Красавец-истребитель подходит вплотную. Я вижу индекс D7 под его кабиной, опознавательный знак соединения — двойной двухцветный треугольник, перечёркнутый белой стрелкой, — и бортовой номер на невысоком трапецевидном киле: 413 922.
Пилот всматривается вовнутрь прозрачной простреленной параболической скорлупы в носу «крепости», убеждается в бездыханности Дигана и, взмыв над «Боингом», переводит истребитель на мою сторону. Сдвигаю вниз кислородную маску, зубами стаскиваю с левой руки перчатку, роняю её на пол и голой белой обескровленной ладонью шлёпаю, стучу по гладкому стеклу. «Мустанг» дважды качает крыльями. Пилот, сгибая кисть руки, тычет ею в направлениях моих стрелков, словно пересчитывает или перечисляет их для меня. Затем рисует на каплевидном фонаре своей кабины большой косой крест и медленно поднимает к небу лицо.
Я предполагал, но внутренне не решался поверить в то, что он мне подтвердил.
Наконец он вопрошающе ткнул рукой в мою сторону. Большим и указательными пальцами изображаю колечко, смыкаю и размыкаю его — ранен. «Мустанг» снова покачал крыльями. Пилот обдумывает ситуацию, потом размашистым «жестом» всей своей машины предлагает пойти за ним влево, мористее, к востоку.
Понять его можно двояко: он хочет увести меня с кратчайшего пути, с известной врагу трассы, на менее опасный маршрут, подальше в сторону от вражеских авианосцев с их истребителями и зенитными орудиями или стремится подвести ближе к своим, чтобы я, при невозможности вести машину, смог покинуть её, и тогда меня быстрее найдут в океане и подберут. Я необдуманно соглашаюсь. Рад, что теперь не один, только поэтому.

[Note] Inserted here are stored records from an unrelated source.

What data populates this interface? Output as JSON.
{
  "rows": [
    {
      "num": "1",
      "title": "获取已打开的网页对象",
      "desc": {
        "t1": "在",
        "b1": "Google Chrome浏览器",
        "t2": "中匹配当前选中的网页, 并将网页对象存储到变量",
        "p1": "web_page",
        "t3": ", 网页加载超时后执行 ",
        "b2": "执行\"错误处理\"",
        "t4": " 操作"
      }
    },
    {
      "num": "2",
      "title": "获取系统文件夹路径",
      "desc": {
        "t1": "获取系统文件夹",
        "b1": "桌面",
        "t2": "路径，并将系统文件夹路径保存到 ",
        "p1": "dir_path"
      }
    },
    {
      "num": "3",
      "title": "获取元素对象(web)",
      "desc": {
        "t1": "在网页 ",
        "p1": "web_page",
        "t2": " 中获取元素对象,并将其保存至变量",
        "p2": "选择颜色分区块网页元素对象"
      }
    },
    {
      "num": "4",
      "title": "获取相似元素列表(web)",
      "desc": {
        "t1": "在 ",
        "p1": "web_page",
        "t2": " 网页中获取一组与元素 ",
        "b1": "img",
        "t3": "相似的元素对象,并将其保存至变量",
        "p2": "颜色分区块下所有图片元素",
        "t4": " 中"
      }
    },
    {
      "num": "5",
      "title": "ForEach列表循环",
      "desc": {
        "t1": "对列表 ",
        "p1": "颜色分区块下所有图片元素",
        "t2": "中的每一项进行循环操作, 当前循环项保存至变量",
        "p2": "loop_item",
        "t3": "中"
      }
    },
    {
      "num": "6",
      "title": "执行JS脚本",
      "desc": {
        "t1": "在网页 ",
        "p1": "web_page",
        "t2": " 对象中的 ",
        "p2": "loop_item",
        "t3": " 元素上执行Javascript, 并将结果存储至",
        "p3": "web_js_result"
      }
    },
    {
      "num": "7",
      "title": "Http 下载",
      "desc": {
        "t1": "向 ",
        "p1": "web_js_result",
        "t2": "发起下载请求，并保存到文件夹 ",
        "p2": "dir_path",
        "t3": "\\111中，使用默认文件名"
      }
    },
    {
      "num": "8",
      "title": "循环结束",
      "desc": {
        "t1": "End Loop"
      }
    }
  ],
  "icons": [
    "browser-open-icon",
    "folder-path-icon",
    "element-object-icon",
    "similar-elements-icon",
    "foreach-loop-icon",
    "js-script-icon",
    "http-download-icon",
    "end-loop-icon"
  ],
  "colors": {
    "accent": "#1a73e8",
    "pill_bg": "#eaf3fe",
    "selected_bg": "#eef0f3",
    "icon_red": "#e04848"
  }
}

Он тоже согласно кивает головой и начинает энергичное движение в сторону и немного вверх, чтобы освободить мне пространство для манёвра. Но тут же неожиданно возвращается и озабоченно указывает на левую плоскость моей машины. Оглядываюсь: задымил левый средний двигатель. Вот насчет этого предчувствие меня крупно подвело.
Включаю принудительное пожаротушение, облегчаю воздушный винт и сбрасываю мотору обороты на треть. Без него мне не удержать высоты. Надо сохранить мотор в строю, а той порой поглядеть, что он ещё может. С его помощью следует выиграть время, чтобы перевязаться. У меня после перевязки много и других дел: надо попробовать включить автопилот и попытаться обойти ближние отсеки самолета — как там бортинженер и радист? Они что — тоже мертвы?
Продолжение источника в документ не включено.